Fig. 4 evaluation of cytotoxicity of phenylboric acid and 4-ch2pacd by MTT method. The cell viability was evaluated under different concentrations of phenylboric acid and 4-ch2pacd (a). Images of cells cultured in MEM containing 10 mm 4-ch2pacd (b) and 10 mm phenylboric acid (c). Living cells are stained blue with crystal violet for visualization.

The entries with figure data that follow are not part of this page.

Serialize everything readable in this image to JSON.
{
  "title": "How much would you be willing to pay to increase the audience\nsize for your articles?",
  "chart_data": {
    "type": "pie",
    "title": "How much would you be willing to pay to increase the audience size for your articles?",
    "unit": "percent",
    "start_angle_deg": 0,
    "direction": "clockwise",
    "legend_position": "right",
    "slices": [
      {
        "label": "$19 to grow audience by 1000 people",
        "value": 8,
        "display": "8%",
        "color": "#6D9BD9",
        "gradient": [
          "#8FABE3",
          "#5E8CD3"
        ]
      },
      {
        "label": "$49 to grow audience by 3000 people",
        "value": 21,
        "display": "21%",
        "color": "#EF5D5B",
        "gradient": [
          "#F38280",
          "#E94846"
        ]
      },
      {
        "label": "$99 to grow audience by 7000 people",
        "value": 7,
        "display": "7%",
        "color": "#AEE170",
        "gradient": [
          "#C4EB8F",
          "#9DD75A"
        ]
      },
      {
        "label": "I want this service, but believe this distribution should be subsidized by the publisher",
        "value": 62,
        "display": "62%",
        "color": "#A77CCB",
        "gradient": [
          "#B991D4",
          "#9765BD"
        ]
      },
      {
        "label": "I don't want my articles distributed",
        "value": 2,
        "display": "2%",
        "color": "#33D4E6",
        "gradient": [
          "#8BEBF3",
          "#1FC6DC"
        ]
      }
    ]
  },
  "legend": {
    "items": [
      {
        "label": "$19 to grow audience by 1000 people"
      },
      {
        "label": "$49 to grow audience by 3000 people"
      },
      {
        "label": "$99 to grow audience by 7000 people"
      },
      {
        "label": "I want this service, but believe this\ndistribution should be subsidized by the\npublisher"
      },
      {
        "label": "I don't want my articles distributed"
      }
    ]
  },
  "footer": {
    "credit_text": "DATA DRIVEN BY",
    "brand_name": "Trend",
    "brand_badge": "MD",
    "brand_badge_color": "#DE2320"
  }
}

Fig. 5 the efficacy of intraperitoneal injection of insulin or intraperitoneal insulin preloading hydrogel.

[summary]

Bidentate β- CD is easily synthesized from DM by three simple reactions β CD and P (bromomethyl) phenylboronic acid. Bidentate β- The process of CD formation was found to be size selective because bidentate structure could not be provided from m (bromomethyl) phenylboronic acid β- CD derivatives. Bidentate β- CD (i.e. 4-ch2pacd) contains glucose slits and shows highly specific binding with D-glucose. The synthesized 4-CH2PACD was doped into PAAm hydrogel, giving hydrogel specific reaction to D- glucose. Specifically, when the gel is balanced in D- glucose solution, the expansion of the hydrogel is visible, while it shrinks in the D- glucose isomer (such as D- fructose and D- galactose) solution. This characteristic is found to be beneficial to self regulation of specific glucose responsive insulin release, because high concentration of D- glucose in the solution causes gel expansion and increases mesh size. In vivo test showed that the double teeth were preloaded in T1DM β- CD and short active insulin PAAm hydrogels can achieve long-term sustained glycemic control. It is expected that this simple synthetic method will be bidentate β- As the receptor of various important biological compounds or metabolites, CD opens a new door to synthesis. in consideration of β- CD is a multifunctional host guest compound with many biological or pharmaceutical active compounds, as well as bidentate β- The specific interaction between Cd and targeted biomolecules has developed a new mechanism for dsgtir.